One factor spurring the localisation of production is what IMF managing director Kristalina Georgieva called in January a “global surge in new trade restrictions”. In the US, the Biden administration has restricted investment in China’s tech sector, limited availability of tax credits for green vehicles to those produced in the US, and maintained tariffs put in place by his predecessor Donald Trump.
“I know that is very fashionable to beat on the tariffs that Trump put in place, but I think they also had a measurable impact in starting to reduce the level of imports that have been coming from China,” says Paul.
Though both sides of the political divide talk of reviving US manufacturing, consensus breaks down over how to achieve it. Several 2024 Republican presidential candidates have vowed to repeal the Inflation Reduction Act, despite the bulk of the investment being concentrated in Republican states.
“I don’t see why the government should have these industrial policies,” says Holtz-Eakin. “A reliance on letting the market allocate capital has been a very successful strategy for years and I don’t see any reason to change that basic input.”
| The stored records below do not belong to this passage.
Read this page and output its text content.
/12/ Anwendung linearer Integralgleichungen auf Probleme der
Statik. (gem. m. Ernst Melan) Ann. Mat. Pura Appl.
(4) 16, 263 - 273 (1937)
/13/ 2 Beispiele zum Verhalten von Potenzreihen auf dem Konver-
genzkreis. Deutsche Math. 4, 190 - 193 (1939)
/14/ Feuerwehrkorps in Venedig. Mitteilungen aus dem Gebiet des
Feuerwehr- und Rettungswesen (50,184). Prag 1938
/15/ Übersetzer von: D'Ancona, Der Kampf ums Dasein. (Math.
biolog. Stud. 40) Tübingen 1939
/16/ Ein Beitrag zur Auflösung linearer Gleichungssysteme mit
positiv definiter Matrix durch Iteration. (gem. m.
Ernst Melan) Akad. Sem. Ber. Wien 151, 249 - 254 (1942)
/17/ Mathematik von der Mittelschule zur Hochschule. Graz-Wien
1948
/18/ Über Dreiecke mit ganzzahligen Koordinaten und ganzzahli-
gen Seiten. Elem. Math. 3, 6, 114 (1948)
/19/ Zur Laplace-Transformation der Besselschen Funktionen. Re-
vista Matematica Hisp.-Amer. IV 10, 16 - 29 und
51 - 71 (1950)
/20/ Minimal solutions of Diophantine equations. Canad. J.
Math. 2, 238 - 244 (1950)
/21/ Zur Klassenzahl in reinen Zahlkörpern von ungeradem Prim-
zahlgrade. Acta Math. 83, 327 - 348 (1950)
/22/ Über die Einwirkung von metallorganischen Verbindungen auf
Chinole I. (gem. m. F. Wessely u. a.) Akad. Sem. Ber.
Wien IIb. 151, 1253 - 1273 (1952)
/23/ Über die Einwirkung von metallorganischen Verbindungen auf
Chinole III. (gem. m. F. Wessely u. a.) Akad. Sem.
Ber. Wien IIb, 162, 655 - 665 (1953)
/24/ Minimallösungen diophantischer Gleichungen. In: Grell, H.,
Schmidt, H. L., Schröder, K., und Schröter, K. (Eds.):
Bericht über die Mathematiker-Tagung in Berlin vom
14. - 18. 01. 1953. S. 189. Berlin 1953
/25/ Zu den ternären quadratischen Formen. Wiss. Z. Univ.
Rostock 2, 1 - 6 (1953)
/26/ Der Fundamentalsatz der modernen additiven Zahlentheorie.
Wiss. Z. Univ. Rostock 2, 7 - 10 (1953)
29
A change in government would be just one barrier to making the boom sustainable. Consultancy McKinsey has also cited a shortage of the critical minerals required for clean energy, such as the rare earth elements needed for electric motors. And a more immediate concern is the tight labour market.
In July, chips giant Taiwan Semiconductor Manufacturing Company said work on its first US plant in Arizona would be delayed because of a shortage of workers. The Semiconductor Industry Association has warned that more than half of the 115,000 new jobs expected by 2030 would go unfilled because of a lack of skills.
Berger says there is a disconnect between the type of worker required by the average American factory and those produced by the country’s community colleges. This is due in part to a lack of advanced processes in domestic manufacturing, 90 per cent of which is done by small to medium-sized enterprises. There is nothing in the Biden legislation to change that.
Many older businesses “still have the milling machines that their grandparents had purchased for the company”, says Berger. The conundrum then becomes what kind of manufacturing will replace old postwar model.
“The big question,” says Berger, “is whether the manufacturing that gets built is just an extension of the kinds of manufacturing system that we have today in the US, which is low-tech, low-skill, low-wage, low-cost, low-productivity growth and high-carbon emissions, or whether we can build a new manufacturing system.”